In fact, her oldest client is 102 years old; her youngest is 14.
Stretch Mind and Body
At Stretch Zone, practitioners gradually increase the range of motion by manipulating muscles with neuromuscular behavior. The stretch reflex is adjusted, so the clients feel lighter and younger, experience enhanced athletic performance, get relief from stiffness and soreness, and fight the aging process.
The neuromuscular science behind stretching involves retraining the brain to allow the muscles to move past their comfort level. With an injury, the brain sends signals to guard the affected area. With coaxing, improvements will come, as the person learns to push past the discomfort, in a guided and supervised way, to promote healing through stretching.
For older people, the improvements can make a big difference in their quality of life. Stretching has restored simple functions, such as maintaining muscle and reducing fall risks, Susan said.
The process is gradual. Clients stretch out on a specially made bed, equipped with patented straps that allow the client to relax fully and the practitioner to immobilize areas not being worked on, to properly isolate and target each muscle group.
A routine has been set up to assure the client that the stretch won’t go too far. The methodology is called 3, 5, 7.
“We tell them, when they first start to feel the stretch, to say 3,” Susan said. “Then, we release the stretch and tell them when they feel it stretch a little more, say 5. We release, and then go for a deep stretch, when they say 7. It’s important for them to know we’ll never reach a 10 during a session. We work every major muscle … You are in control of your stretch.”
This procedure was developed to help stretch practitioners understand each client’s level of discomfort, and to not push past that. Each practitioner is certified through a national board, and all have previous experience in body care, from personal training to chiropractic.
Who Can Benefit?
The short answer is everyone can benefit from stretching, according to Susan. Perhaps the people who need it most are those who stand on their feet all day (health care workers, hair stylists), push their bodies to the limit (athletes) or find themselves repeating the same motions day after day (working at a desk, on computers, etc.). Golfers, pickleball players and athletes, from high school to professionals, see huge gains in their range of motion, improvements in their game and a reduction in injury risks.

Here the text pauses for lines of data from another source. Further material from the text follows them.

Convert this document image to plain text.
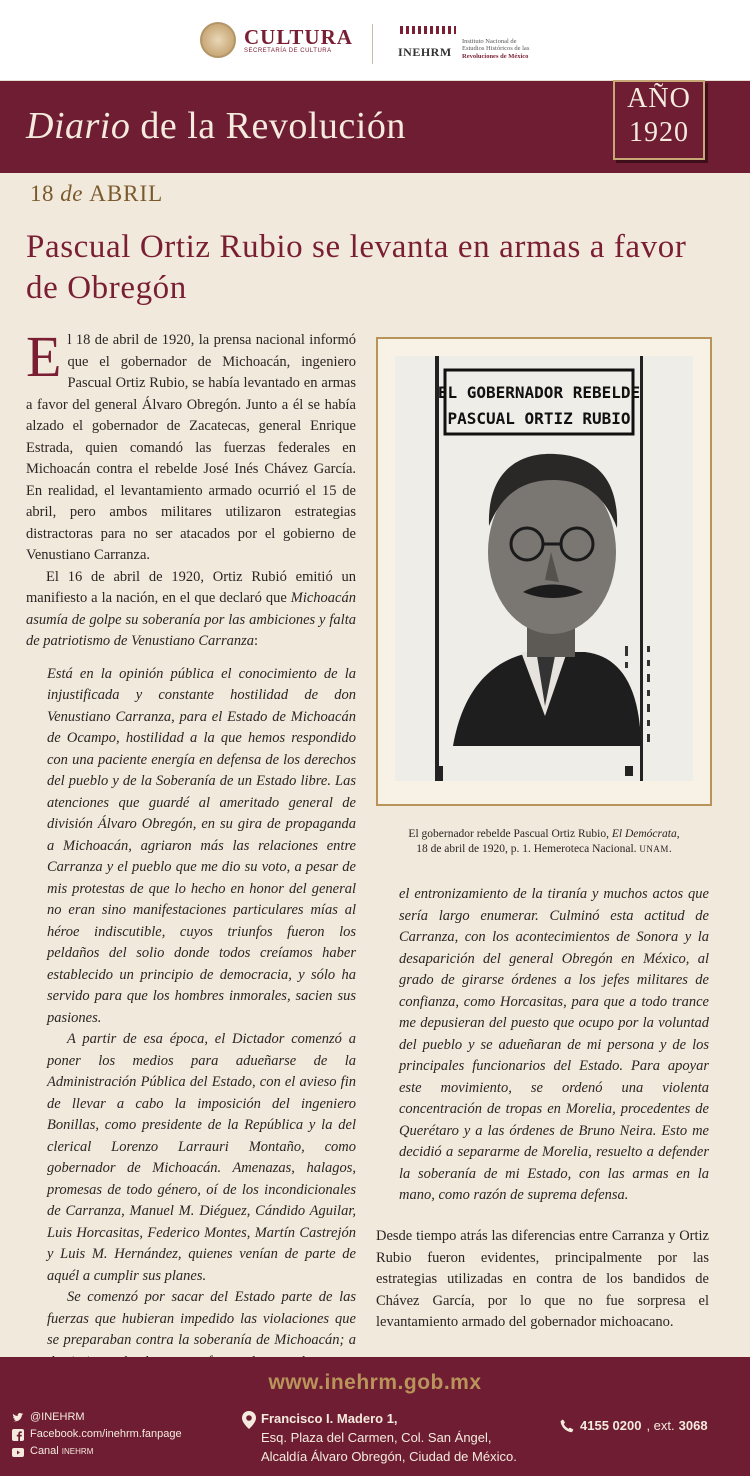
CULTURA
SECRETARÍA DE CULTURA	INEHRM
Instituto Nacional de
Estudios Históricos de las
Revoluciones de México
Diario de la Revolución
AÑO
1920
18 de ABRIL
Pascual Ortiz Rubio se levanta en armas a favor de Obregón

E l 18 de abril de 1920, la prensa nacional informó que el gobernador de Michoacán, ingeniero Pascual Ortiz Rubio, se había levantado en armas a favor del general Álvaro Obregón. Junto a él se había alzado el gobernador de Zacatecas, general Enrique Estrada, quien comandó las fuerzas federales en Michoacán contra el rebelde José Inés Chávez García. En realidad, el levantamiento armado ocurrió el 15 de abril, pero ambos militares utilizaron estrategias distractoras para no ser atacados por el gobierno de Venustiano Carranza.

El 16 de abril de 1920, Ortiz Rubió emitió un manifiesto a la nación, en el que declaró que Michoacán asumía de golpe su soberanía por las ambiciones y falta de patriotismo de Venustiano Carranza:

Está en la opinión pública el conocimiento de la injustificada y constante hostilidad de don Venustiano Carranza, para el Estado de Michoacán de Ocampo, hostilidad a la que hemos respondido con una paciente energía en defensa de los derechos del pueblo y de la Soberanía de un Estado libre. Las atenciones que guardé al ameritado general de división Álvaro Obregón, en su gira de propaganda a Michoacán, agriaron más las relaciones entre Carranza y el pueblo que me dio su voto, a pesar de mis protestas de que lo hecho en honor del general no eran sino manifestaciones particulares mías al héroe indiscutible, cuyos triunfos fueron los peldaños del solio donde todos creíamos haber establecido un principio de democracia, y sólo ha servido para que los hombres inmorales, sacien sus pasiones.

A partir de esa época, el Dictador comenzó a poner los medios para adueñarse de la Administración Pública del Estado, con el avieso fin de llevar a cabo la imposición del ingeniero Bonillas, como presidente de la República y la del clerical Lorenzo Larrauri Montaño, como gobernador de Michoacán. Amenazas, halagos, promesas de todo género, oí de los incondicionales de Carranza, Manuel M. Diéguez, Cándido Aguilar, Luis Horcasitas, Federico Montes, Martín Castrejón y Luis M. Hernández, quienes venían de parte de aquél a cumplir sus planes.

Se comenzó por sacar del Estado parte de las fuerzas que hubieran impedido las violaciones que se preparaban contra la soberanía de Michoacán; a

EL GOBERNADOR REBELDE
PASCUAL ORTIZ RUBIO
El gobernador rebelde Pascual Ortiz Rubio, El Demócrata,
18 de abril de 1920, p. 1. Hemeroteca Nacional. UNAM.

el entronizamiento de la tiranía y muchos actos que sería largo enumerar. Culminó esta actitud de Carranza, con los acontecimientos de Sonora y la desaparición del general Obregón en México, al grado de girarse órdenes a los jefes militares de confianza, como Horcasitas, para que a todo trance me depusieran del puesto que ocupo por la voluntad del pueblo y se adueñaran de mi persona y de los principales funcionarios del Estado. Para apoyar este movimiento, se ordenó una violenta concentración de tropas en Morelia, procedentes de Querétaro y a las órdenes de Bruno Neira. Esto me decidió a separarme de Morelia, resuelto a defender la soberanía de mi Estado, con las armas en la mano, como razón de suprema defensa.

Desde tiempo atrás las diferencias entre Carranza y Ortiz Rubio fueron evidentes, principalmente por las estrategias utilizadas en contra de los bandidos de Chávez García, por lo que no fue sorpresa el levantamiento armado del gobernador michoacano.

www.inehrm.gob.mx
@INEHRM
Facebook.com/inehrm.fanpage
Canal INEHRM
Francisco I. Madero 1,
Esq. Plaza del Carmen, Col. San Ángel,
Alcaldía Álvaro Obregón, Ciudad de México.
4155 0200 , ext. 3068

“I used to work with a personal trainer who’d stretch us afterward,” Susan said. “I never developed soreness, thanks to stretching. I’d work out because I wanted to get stretched. A lot of the testimony we hear is from golfers who say how it’s helped improve their game.”

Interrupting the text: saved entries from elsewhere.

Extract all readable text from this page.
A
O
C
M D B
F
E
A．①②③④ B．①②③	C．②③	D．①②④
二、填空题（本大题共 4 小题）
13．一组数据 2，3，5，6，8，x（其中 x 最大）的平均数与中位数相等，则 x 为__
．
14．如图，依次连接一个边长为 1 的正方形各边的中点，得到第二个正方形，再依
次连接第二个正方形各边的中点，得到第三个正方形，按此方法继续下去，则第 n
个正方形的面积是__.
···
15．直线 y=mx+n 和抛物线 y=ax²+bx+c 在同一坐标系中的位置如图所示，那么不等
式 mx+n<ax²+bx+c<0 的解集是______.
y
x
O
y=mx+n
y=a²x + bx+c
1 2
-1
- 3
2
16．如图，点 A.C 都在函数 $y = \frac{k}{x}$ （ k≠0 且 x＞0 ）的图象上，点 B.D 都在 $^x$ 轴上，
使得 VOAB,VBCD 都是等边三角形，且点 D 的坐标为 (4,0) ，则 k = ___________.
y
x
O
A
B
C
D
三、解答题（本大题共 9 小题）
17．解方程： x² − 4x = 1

Among the benefits are: pain relief from sciatica and plantar fasciitis; balance can be strengthened; poor posture can be corrected. Improvements in these areas often can prevent surgery.
For prospective clients, the first stretch is free. An assessment is made, and a plan is developed to address each individual’s needs. Insurance isn’t accepted, but payments from health savings accounts are welcome. The cost of each visit is comparable to a copay for a physician. Susan wants to work with corporate clients as well, to bring health and wellness, and to help employee retention.
Susan opened her first Stretch Zone in Woodstock in March 2020, right before the COVID-19 pandemic shut down everything. Despite that, her business grew, and now she has eight franchises. The company has 200 locations nationwide, averaging two to three new stores a week. Brand ambassador Drew Brees has eight locations in Baton Rouge, Louisiana.
“It’s not a trend, and it’s not boutique fitness,” she said. “It’s the one void in health care that’s never been addressed. There really is a need.”
In the Pink for Breast Cancer Awareness
Supporting local charities is important to Stretch Zone owner Susan Black. She’s on the board of directors for Gathering of Friends, a nonprofit that raises money for Loving Arms Cancer Outreach and the American Cancer Society. Each October, the group holds a golf tournament and silent auction; last year, they raised $52,000. This year’s goal is $60,000.
The silent auction, open to the public, is 6-8 p.m. Oct. 14 at The Tavern at Towne Lake, 1003 Towne Lake Hills E., Woodstock. The golf tournament is the next day, Oct. 15, at the Towne Lake Hills Golf Course. Sign up in the pro shop or email email@example.com to participate.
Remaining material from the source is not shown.